There is an air of camp to proceedings but Gilbert Adler never runs too far with it, although there are interesting turns from Sarandon as a guitar-wielding televangelist and Feldman as Feldman which are a joy and pleasure to witness. Tongues are firmly in cheeks throughout and Adler’s foot remains firmly pressed against the pedal, keeping its 87 minute runtime decidedly brisk and breezy. There are no great revelations during that time but instead there is abundance of zany and well worked visual effects and more than ample blood to hand-wash your stockings in.

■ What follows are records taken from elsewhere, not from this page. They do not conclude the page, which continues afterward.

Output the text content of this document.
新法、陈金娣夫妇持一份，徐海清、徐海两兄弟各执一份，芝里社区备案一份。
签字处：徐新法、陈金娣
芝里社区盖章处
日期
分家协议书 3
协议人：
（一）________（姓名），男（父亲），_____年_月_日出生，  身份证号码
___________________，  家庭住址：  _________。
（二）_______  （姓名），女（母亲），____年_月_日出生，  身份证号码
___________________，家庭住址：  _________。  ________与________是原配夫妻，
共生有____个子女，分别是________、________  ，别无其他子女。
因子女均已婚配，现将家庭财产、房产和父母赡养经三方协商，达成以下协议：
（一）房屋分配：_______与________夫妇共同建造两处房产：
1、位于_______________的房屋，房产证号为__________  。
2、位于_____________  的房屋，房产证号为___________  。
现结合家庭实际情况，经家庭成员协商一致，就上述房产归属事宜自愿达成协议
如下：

This is where Bordello is at its most charismatic. It may not be rocket science but who wants to watch that shit, at any rate? Let the scientists earn their keep and aspire to their Pulitzers. As for Keeper, I’m more than happy to sloth on my torn couch, scratching my left bag bean, and partaking in a blood orgy, the likes of which momma used to make. To those who staunchly believe it tarnishes Tales From the Crypt’s once proud name… pfft. Where’s your sense of fun? High art is overrated if you ask me, every 90-odd minutes is precious and there are far worse ways to spend that time than with harmless fodder such as Bordello of Blood. Stick that in your crack pipe and toke it.
Crimson Quill’s Judgement: 7/10
Grue Factor: 4/5
For the Grue-Guzzlers & Pelt-Nuzzlers: Bordello is actually far more gruesome than it has any right to be. Hearts are plucked out and feasted upon, heads roll, vamps explode to smithereens; it’s a bona fide grue fest. In addition, If I had my own personal katamari and rolled it over all the boobs on exhibit here then I could breast-feed a nation perpetually.